Are these products as toxic as portfolio insurance, or merely irrelevant?
Traditional corporate cash investments remain uninspiring, especially since the Securities and Exchange Commission tightened quality criteria for money market funds. So bankers, working hard to cauterize the parts of treasurers’ brains that learned from the financial crisis that you can’t have extra return without extra risk, have been busily rolling out tomorrow’s potential headline disasters. One that has received widespread press coverage in the past 12 months is the so-called “risk-controlled index” product.
One would have to be born in or before, say, 1965 to have been in the markets in a meaningful way during the portfolio insurance gold rush that accelerated the 1987 crash. Since risk-controlled investments are portfolio insurance by another name, with a bit of enhanced-index nostalgia from the early 1990s mixed in, the bankers who are pitching it are either too young to realize they’re repeating history, or they hope this of their clients.
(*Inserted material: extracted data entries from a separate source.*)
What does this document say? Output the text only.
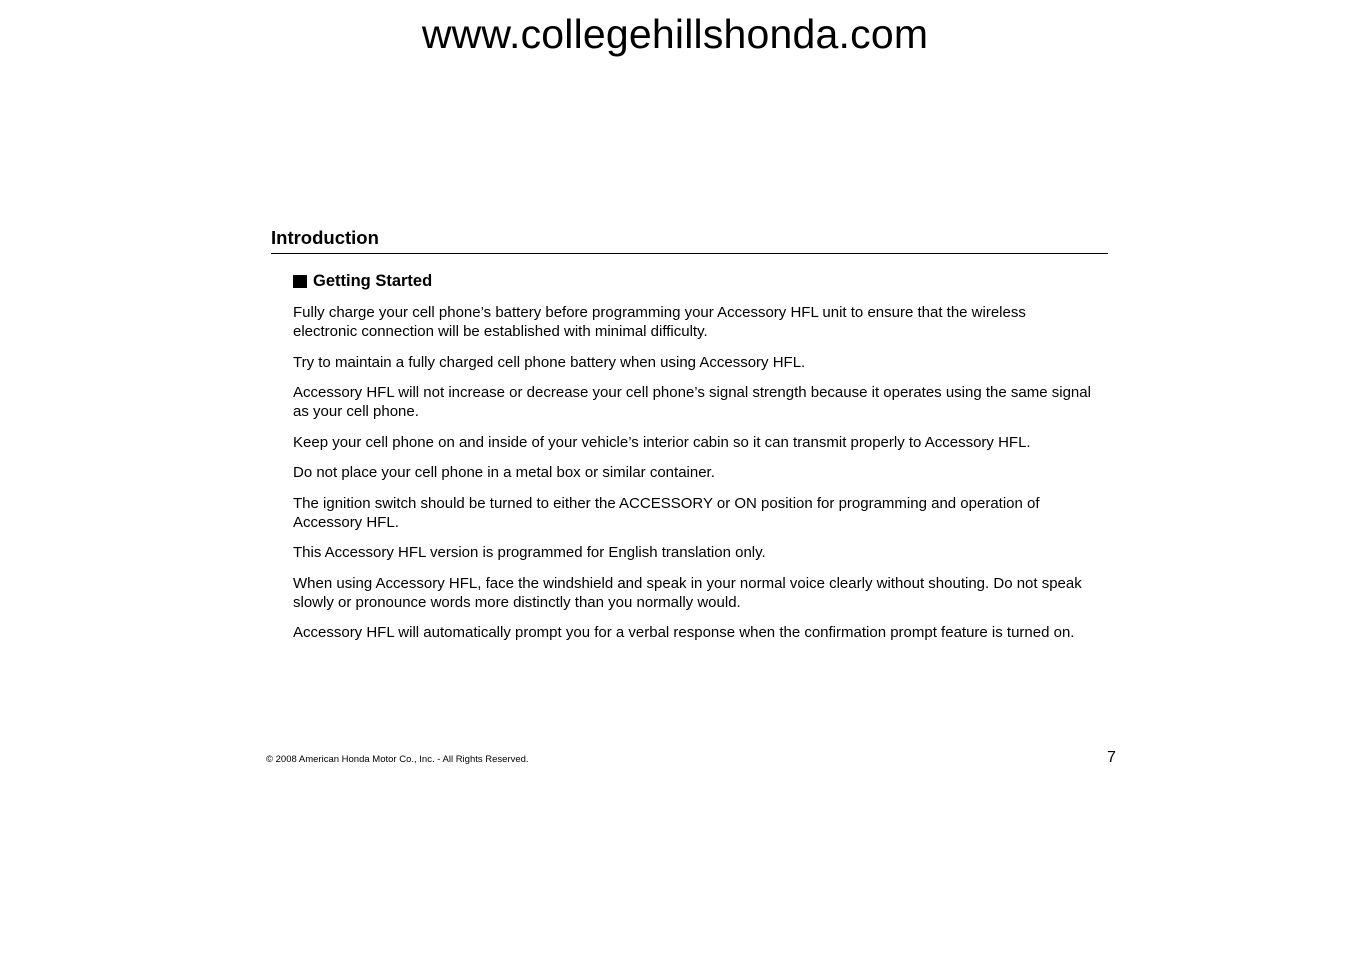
www.collegehillshonda.com
Introduction
Getting Started

Fully charge your cell phone’s battery before programming your Accessory HFL unit to ensure that the wireless electronic connection will be established with minimal difficulty.

Try to maintain a fully charged cell phone battery when using Accessory HFL.

Accessory HFL will not increase or decrease your cell phone’s signal strength because it operates using the same signal as your cell phone.

Keep your cell phone on and inside of your vehicle’s interior cabin so it can transmit properly to Accessory HFL.

Do not place your cell phone in a metal box or similar container.

The ignition switch should be turned to either the ACCESSORY or ON position for programming and operation of Accessory HFL.

This Accessory HFL version is programmed for English translation only.

When using Accessory HFL, face the windshield and speak in your normal voice clearly without shouting. Do not speak slowly or pronounce words more distinctly than you normally would.

Accessory HFL will automatically prompt you for a verbal response when the confirmation prompt feature is turned on.

© 2008 American Honda Motor Co., Inc. - All Rights Reserved.	7
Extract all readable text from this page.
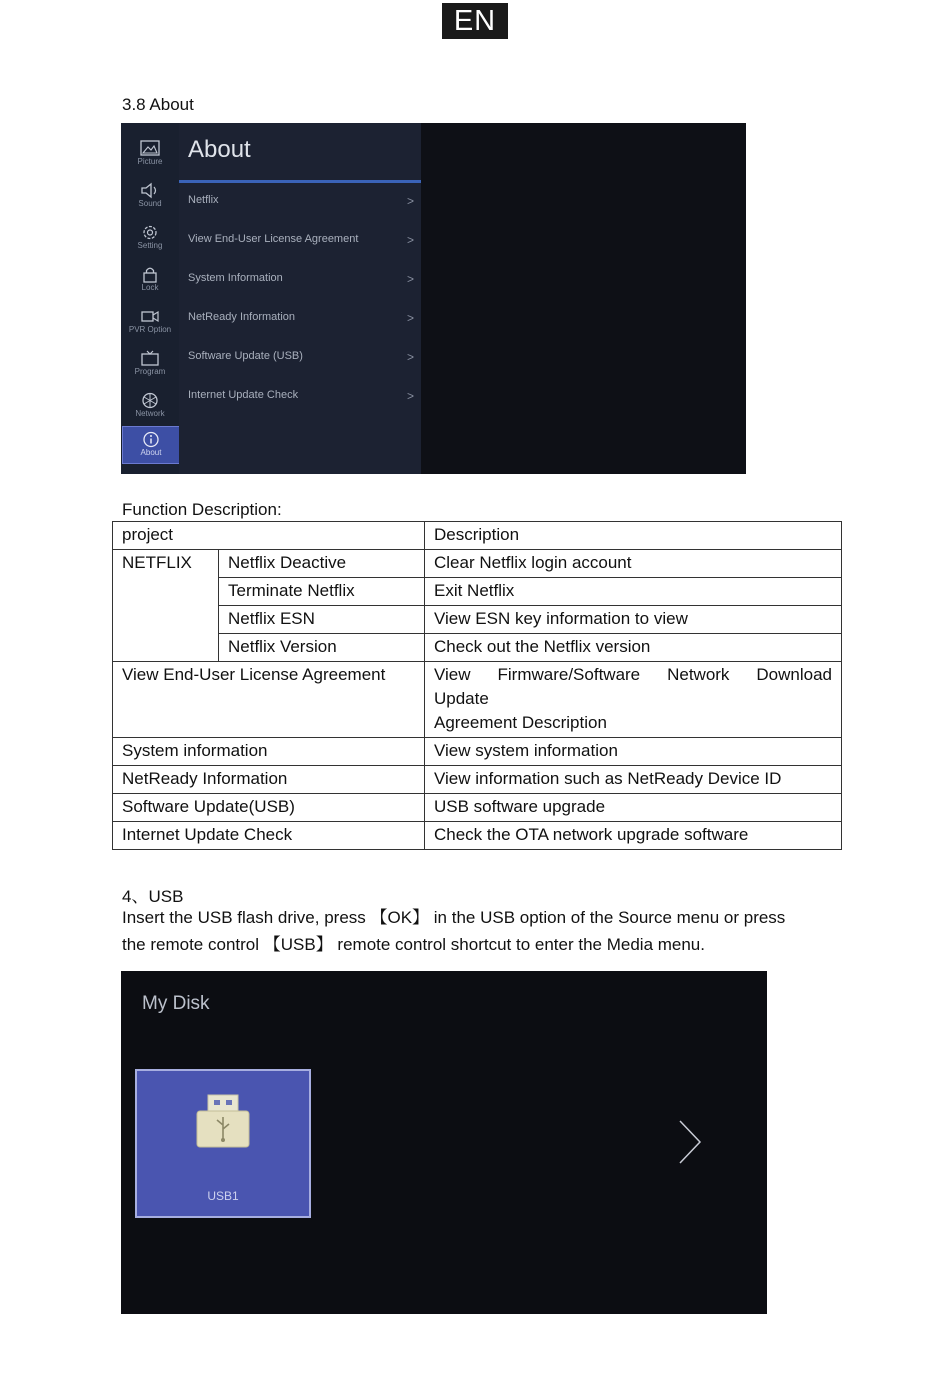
EN
3.8 About
Picture
Sound
Setting
Lock
PVR Option
Program
Network
About
About
Netflix	>
View End-User License Agreement	>
System Information	>
NetReady Information	>
Software Update (USB)	>
Internet Update Check	>
Function Description:
project		Description
NETFLIX	Netflix Deactive	Clear Netflix login account
	Terminate Netflix	Exit Netflix
	Netflix ESN	View ESN key information to view
	Netflix Version	Check out the Netflix version
View End-User License Agreement		View Firmware/Software Network Download
Update
Agreement Description

System information		View system information
NetReady Information		View information such as NetReady Device ID
Software Update(USB)		USB software upgrade
Internet Update Check		Check the OTA network upgrade software
4、USB
Insert the USB flash drive, press 【OK】 in the USB option of the Source menu or press
the remote control 【USB】 remote control shortcut to enter the Media menu.
My Disk
USB1
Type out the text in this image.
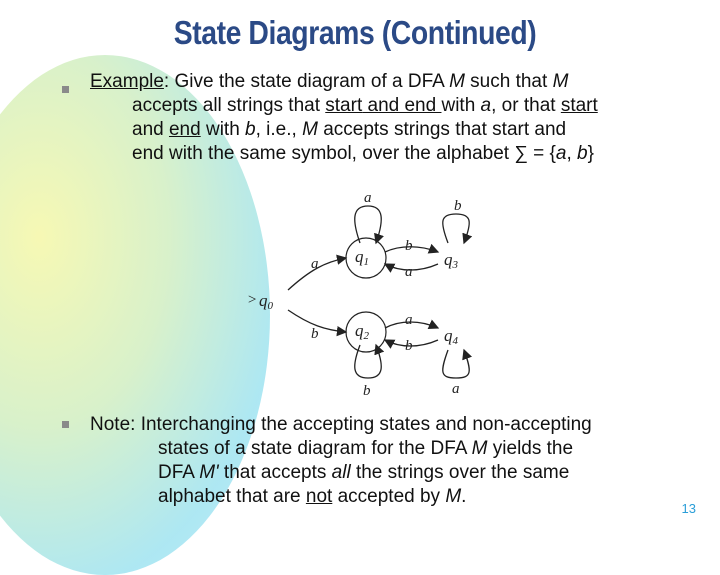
State Diagrams (Continued)
Example: Give the state diagram of a DFA M such that M
accepts all strings that start and end with a, or that start
and end with b, i.e., M accepts strings that start and
end with the same symbol, over the alphabet ∑ = {a, b}
> q0
q1
q2
q3
q4
a	b
a
b
b
a
a
b
b	a
Note: Interchanging the accepting states and non-accepting
states of a state diagram for the DFA M yields the
DFA M' that accepts all the strings over the same
alphabet that are not accepted by M.
13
Existing risk-controlled products are based on the S&P 500, the STOXX and the DAX, their sub-indices, and others. They sell exposure to the underlying index when volatility rises (like portfolio insurance) and park the cash in some sort of yield-generating asset like a bond portfolio (similar to enhanced-index products, which used options to take the index exposures). Why a treasurer couldn’t achieve this with a simple stop-loss order or option, combined with a Treasury bill sweep account, is unclear. But if treasury were to put its portfolio allocation decisions on auto-pilot, like portfolio insurance converts of the 1980s, risk-controlled indices is the way to go.
These products do, however, require one to believe that volatility is more a predictor of asset price movements than a consequence of them. If that’s not the case, by the time higher volatility has rung the bell for these instruments to sell, the losses are already piling up. As those who watched their portfolio insurance schemes sell into the plunging market during the 1987 crash learned, selling at that point has the unfortunate consequence of locking in losses.
Worse, most stock trading today is done by trend-chasing algorithms. The idea that there will be any spoils for the risk-controlled types to savor after the algorithmic vultures have picked the market clean in microseconds seems pretty far-fetched.
Cash managers juggling billions while watching negative interest rates erode their war chests can be excused for searching high and low for investments purported to break the link between risk and yield. But they’d do well to remember, when listening to pitches for products such as these, that you just can’t have one without the other.